Was tut „Woulda Coulda Shoulda“ Mittel?

Für viele von uns, gibt es eine freie Unterscheidung zwischen, was wirklich geschah und was wir wünschten, in einer gegebenen Situation geschehen haben würden. Manchmal verwirklichen Leute einige Wahlen, die sie haben konnten oder anstelle von den Maßnahmen genommen haben sollten, sie wirklich ergriffen. Dieses Gefühl der Reue oder second-guessing wird im Ausdruck woulda coulda shoulda aufsummiert. Ein Mann, der seine Mappe zu einem Räuber z.B. überreichte konnte vorbei kämpfen, ob er die Szene geflohen haben sollte, angegriffen worden dem Räuber oder abgelehnt einzuwilligen. Diese Reflexion, nachdem die Tatsache würde gelten „als woulda coulda shoulda.“

Der Ausdruck ist wirklich eine formlose Wiedergabe von drei Bedingungen: würde haben haben, konnte haben und sollte. Diese gelten als die Konjunktivstimmungen, weil sie die möglichen oder theoretischen Bedingungen andeuten, andernfalls bekannt als Wunschdenken. Das überfallenopfer würde weg gelaufen sein, könnte den Räuber angegriffen haben oder sollte Aufmerksamkeit auf gelenkt haben, aber keine dieser Bedingungen geschahen wirklich.

„Woulda coulda shoulda“ Umstände sind allgemeiner, als viele Leute zulassen möchten. Ein nervöser jugendlicher Junge, der ein Mädchen um ein Datum bittet, kann tongue-tied am Telefon erhalten, aber verwirklicht später, was er „woulda coulda shoulda“ sie während des Gespräches fragte.
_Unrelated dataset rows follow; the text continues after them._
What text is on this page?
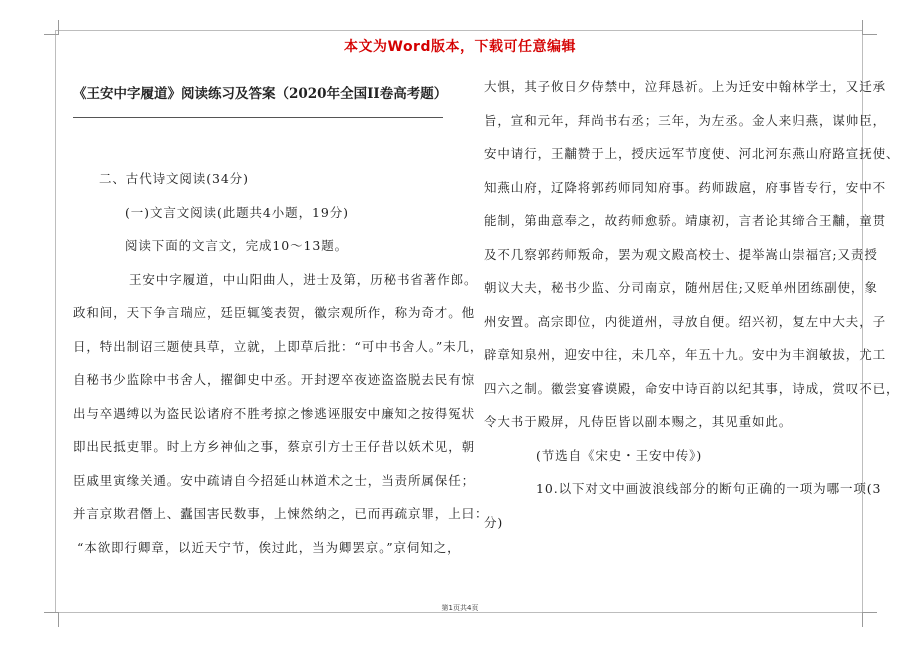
本文为Word版本，下载可任意编辑
《王安中字履道》阅读练习及答案（2020年全国II卷高考题）
二、古代诗文阅读(34分)
(一)文言文阅读(此题共4小题，19分)
阅读下面的文言文，完成10～13题。
王安中字履道，中山阳曲人，进士及第，历秘书省著作郎。
政和间，天下争言瑞应，廷臣辄笺表贺，徽宗观所作，称为奇才。他
日，特出制诏三题使具草，立就，上即草后批：“可中书舍人。”未几，
自秘书少监除中书舍人，擢御史中丞。开封逻卒夜迹盗盗脱去民有惊
出与卒遇缚以为盗民讼诸府不胜考掠之惨逃诬服安中廉知之按得冤状
即出民抵吏罪。时上方乡神仙之事，蔡京引方士王仔昔以妖术见，朝
臣戚里寅缘关通。安中疏请自今招延山林道术之士，当责所属保任；
并言京欺君僭上、蠹国害民数事，上悚然纳之，已而再疏京罪，上曰：
“本欲即行卿章，以近天宁节，俟过此，当为卿罢京。”京伺知之，
大惧，其子攸日夕侍禁中，泣拜恳祈。上为迁安中翰林学士，又迁承
旨，宣和元年，拜尚书右丞；三年，为左丞。金人来归燕，谋帅臣，
安中请行，王黼赞于上，授庆远军节度使、河北河东燕山府路宣抚使、
知燕山府，辽降将郭药师同知府事。药师跋扈，府事皆专行，安中不
能制，第曲意奉之，故药师愈骄。靖康初，言者论其缔合王黼，童贯
及不几察郭药师叛命，罢为观文殿高校士、提举嵩山崇福宫;又责授
朝议大夫，秘书少监、分司南京，随州居住;又贬单州团练副使，象
州安置。高宗即位，内徙道州，寻放自便。绍兴初，复左中大夫，子
辟章知泉州，迎安中往，未几卒，年五十九。安中为丰润敏拔，尤工
四六之制。徽尝宴睿谟殿，命安中诗百韵以纪其事，诗成，赏叹不已，
令大书于殿屏，凡侍臣皆以副本赐之，其见重如此。
(节选自《宋史・王安中传》)
10.以下对文中画波浪线部分的断句正确的一项为哪一项(3
分)
第1页共4页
Ein Angestellter, der seinem Chef erklärt, warum ein wichtiges Projekt noch unvollständig ist, kann eine erfolglose „woulda coulda shoulda“ Antwort oben anbieten. Für jene suchenden Betonantworten kann eine „woulda coulda shoulda“ Antwort als defensives rasches Ausweichen übersetzt werden.

Einige Leute reagieren gut nicht auf hypothetische oder Konjunktivargumentation, die ist, warum sie „woulda coulda shoulda“ verwenden können, um ihre Enttäuschung oder Frustration auszudrücken. Jeder möglicher Gebrauch von den Wörtern würde in Beziehung zu einer Situation haben haben, könnte haben oder sollte, die schien, endgültige Tätigkeit zu erfordern könnte eine Hohn„woulda coulda shoulda“ Antwort leicht auslösen. Manchmal wird eine bessere Vorgehensweise oder eine informiertere Entscheidung nur nach der Tatsache entdeckt und führt zu „woulda coulda shoulda“ der Vermutung um bestrafen.

Second-guessing eine Entscheidung oder die Erforschung anderer möglicher Antworten, nachdem die Tatsache nicht immer eine schlechte Idee ist, aber sie ist möglich zu werden also aufgeholt in den Wegen, die nicht genommen werden, dass eine Person verfangen in einem endlosen Zyklus „woulda coulda shoulda“ der Schuldanweisung erhalten kann. Manchmal ist es am besten, die beste Entscheidung unter diesen Umständen zu ermöglichen und second-guessing und rehashing während einer anderen Zeit zu lassen.